What I need is to extract the exact string of the the <div>, eg. <div id="myelementID" class="hello" data-foo="bar"> if an element with the ID "myelementID" exists.

As of now, I'm able to use DomDocument to check if the element exists:

        $dom = new DomDocument;
        $dom->validateOnParse = true;
        $internalErrors = libxml_use_internal_errors(true);
        $dom->loadHTML($html_string);
        libxml_use_internal_errors($internalErrors);
        $el = $dom->getElementById("myelementID");

From here, how can I get the element's HTML string? I'm open to using preg_match as well, which may be an even better solution.

edit Just to be clearer, I'm not looking for the content of the element.
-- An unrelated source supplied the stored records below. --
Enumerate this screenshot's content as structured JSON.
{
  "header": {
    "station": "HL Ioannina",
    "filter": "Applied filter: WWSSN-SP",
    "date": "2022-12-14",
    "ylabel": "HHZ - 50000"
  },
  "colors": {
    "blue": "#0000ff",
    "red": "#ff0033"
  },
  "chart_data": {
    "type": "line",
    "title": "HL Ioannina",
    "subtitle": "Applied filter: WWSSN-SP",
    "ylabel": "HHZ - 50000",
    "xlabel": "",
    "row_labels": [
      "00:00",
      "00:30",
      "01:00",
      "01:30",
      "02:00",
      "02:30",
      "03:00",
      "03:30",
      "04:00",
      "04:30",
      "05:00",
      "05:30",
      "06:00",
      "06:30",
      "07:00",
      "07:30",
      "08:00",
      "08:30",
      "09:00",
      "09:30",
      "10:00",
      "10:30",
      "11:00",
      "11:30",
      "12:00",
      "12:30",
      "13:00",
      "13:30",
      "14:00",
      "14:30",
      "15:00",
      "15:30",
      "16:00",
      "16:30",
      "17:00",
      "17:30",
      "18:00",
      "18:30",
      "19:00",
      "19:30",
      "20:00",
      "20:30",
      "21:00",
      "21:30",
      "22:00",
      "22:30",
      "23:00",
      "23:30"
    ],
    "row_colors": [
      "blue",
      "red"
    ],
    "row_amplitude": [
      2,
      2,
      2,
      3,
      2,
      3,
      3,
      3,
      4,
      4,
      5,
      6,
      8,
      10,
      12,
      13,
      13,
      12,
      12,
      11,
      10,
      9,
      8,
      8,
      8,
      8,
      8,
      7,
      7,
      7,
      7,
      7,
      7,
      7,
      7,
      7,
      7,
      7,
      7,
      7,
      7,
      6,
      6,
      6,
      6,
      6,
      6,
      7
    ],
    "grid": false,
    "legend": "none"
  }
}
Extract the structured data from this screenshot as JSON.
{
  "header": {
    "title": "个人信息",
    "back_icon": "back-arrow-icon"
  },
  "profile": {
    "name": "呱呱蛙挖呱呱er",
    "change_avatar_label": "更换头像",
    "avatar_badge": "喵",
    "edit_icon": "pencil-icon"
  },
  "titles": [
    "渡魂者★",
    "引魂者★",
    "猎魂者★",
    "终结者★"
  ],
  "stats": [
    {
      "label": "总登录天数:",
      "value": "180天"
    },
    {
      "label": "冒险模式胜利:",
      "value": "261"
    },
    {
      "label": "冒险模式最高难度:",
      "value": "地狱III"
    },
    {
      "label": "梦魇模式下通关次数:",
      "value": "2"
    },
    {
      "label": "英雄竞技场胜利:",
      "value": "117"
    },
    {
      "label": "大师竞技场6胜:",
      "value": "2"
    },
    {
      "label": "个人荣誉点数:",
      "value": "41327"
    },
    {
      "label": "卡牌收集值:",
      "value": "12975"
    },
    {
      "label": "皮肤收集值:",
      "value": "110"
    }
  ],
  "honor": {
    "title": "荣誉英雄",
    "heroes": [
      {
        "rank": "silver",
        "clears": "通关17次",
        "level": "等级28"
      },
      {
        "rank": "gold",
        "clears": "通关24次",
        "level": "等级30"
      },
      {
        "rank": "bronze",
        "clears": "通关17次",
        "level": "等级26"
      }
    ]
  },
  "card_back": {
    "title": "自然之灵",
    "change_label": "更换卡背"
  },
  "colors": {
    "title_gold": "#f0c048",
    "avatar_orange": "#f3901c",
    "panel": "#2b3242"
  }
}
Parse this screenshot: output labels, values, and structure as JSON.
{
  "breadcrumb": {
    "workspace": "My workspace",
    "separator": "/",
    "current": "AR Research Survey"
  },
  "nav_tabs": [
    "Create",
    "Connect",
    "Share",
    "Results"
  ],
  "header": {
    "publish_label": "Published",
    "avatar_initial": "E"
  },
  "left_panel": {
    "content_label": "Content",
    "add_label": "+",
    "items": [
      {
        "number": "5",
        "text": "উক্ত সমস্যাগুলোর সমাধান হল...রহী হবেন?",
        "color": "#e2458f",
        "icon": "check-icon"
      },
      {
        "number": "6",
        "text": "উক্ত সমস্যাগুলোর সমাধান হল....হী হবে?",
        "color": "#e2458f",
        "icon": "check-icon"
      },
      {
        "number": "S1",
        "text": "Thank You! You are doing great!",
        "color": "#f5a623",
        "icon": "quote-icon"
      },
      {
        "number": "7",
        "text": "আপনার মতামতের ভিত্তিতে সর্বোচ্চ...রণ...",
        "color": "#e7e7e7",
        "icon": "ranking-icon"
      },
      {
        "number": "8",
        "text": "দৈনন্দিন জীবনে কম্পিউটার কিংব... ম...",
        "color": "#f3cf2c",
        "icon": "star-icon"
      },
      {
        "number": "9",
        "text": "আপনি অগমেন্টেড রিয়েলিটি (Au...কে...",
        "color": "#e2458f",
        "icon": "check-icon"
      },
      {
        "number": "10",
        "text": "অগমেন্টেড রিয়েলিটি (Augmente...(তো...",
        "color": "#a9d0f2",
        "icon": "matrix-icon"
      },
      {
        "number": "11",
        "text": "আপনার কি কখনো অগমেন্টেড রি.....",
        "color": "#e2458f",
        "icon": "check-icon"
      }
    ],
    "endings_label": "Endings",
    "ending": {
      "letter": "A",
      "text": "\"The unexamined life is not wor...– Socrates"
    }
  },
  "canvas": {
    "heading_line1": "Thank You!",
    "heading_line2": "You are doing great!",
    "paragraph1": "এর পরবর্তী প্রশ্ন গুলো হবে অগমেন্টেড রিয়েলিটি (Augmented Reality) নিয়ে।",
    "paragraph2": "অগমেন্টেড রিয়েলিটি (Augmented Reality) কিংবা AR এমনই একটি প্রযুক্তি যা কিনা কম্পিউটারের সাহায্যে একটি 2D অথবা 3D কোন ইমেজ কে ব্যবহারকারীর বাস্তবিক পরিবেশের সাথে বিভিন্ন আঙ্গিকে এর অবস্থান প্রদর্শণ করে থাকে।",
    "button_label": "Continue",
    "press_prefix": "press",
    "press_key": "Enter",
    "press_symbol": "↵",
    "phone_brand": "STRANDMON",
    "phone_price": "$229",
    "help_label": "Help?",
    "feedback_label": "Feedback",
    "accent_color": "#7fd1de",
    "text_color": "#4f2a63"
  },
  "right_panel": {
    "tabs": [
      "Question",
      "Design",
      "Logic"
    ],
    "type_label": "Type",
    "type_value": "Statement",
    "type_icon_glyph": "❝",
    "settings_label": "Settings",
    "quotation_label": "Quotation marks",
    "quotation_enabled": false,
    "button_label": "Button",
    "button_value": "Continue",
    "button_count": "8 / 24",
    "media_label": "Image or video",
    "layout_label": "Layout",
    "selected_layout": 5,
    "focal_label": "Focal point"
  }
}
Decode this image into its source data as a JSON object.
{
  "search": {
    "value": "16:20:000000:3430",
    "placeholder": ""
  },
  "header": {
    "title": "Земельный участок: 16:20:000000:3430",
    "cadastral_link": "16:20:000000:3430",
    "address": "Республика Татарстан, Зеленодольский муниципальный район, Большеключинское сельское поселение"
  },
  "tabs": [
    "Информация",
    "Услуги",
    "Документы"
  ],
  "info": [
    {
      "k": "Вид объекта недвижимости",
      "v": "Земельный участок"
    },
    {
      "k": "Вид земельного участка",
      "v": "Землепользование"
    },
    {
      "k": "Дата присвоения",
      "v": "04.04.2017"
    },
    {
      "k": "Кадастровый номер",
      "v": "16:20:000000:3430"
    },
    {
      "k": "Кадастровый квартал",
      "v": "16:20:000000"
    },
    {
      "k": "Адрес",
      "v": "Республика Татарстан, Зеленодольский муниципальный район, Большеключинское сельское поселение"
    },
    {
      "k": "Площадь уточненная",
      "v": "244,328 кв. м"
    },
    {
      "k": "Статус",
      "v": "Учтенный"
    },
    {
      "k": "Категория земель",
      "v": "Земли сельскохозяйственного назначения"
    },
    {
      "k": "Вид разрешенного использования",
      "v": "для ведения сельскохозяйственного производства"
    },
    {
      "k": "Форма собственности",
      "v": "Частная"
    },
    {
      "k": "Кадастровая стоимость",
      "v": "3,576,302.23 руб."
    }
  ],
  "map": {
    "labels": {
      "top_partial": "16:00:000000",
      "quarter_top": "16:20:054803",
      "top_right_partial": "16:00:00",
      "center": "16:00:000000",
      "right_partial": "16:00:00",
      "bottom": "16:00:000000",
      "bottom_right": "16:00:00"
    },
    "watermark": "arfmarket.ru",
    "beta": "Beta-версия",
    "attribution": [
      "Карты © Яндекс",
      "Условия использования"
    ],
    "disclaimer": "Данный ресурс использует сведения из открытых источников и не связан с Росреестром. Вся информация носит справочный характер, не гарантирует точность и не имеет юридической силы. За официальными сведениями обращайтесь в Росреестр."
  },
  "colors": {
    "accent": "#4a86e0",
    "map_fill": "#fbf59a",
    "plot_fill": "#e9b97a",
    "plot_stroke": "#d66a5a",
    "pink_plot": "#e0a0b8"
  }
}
I'm looking for the string <div id="myelementID" etc="etc" this="that">. Because it's not certain what attributes the element has apart from the fact that it's ID is "myelementID", that's why I'm having the problem.


Solution

  • Use DOMNode::C14N method to canonicalize nodes to a string, substr and strpos functions to get the needed fragment :

    ...
    $el = $dom->getElementById("myelementID");
    $elString = $el->C14N();
    
    var_dump(substr($elString, 0, strpos($elString, '>') + 1));
    

    The output (for your example):

    string(51) "<div class="hello" data-foo="bar" id="myelementID">"
    

    http://php.net/manual/ru/domnode.c14n.php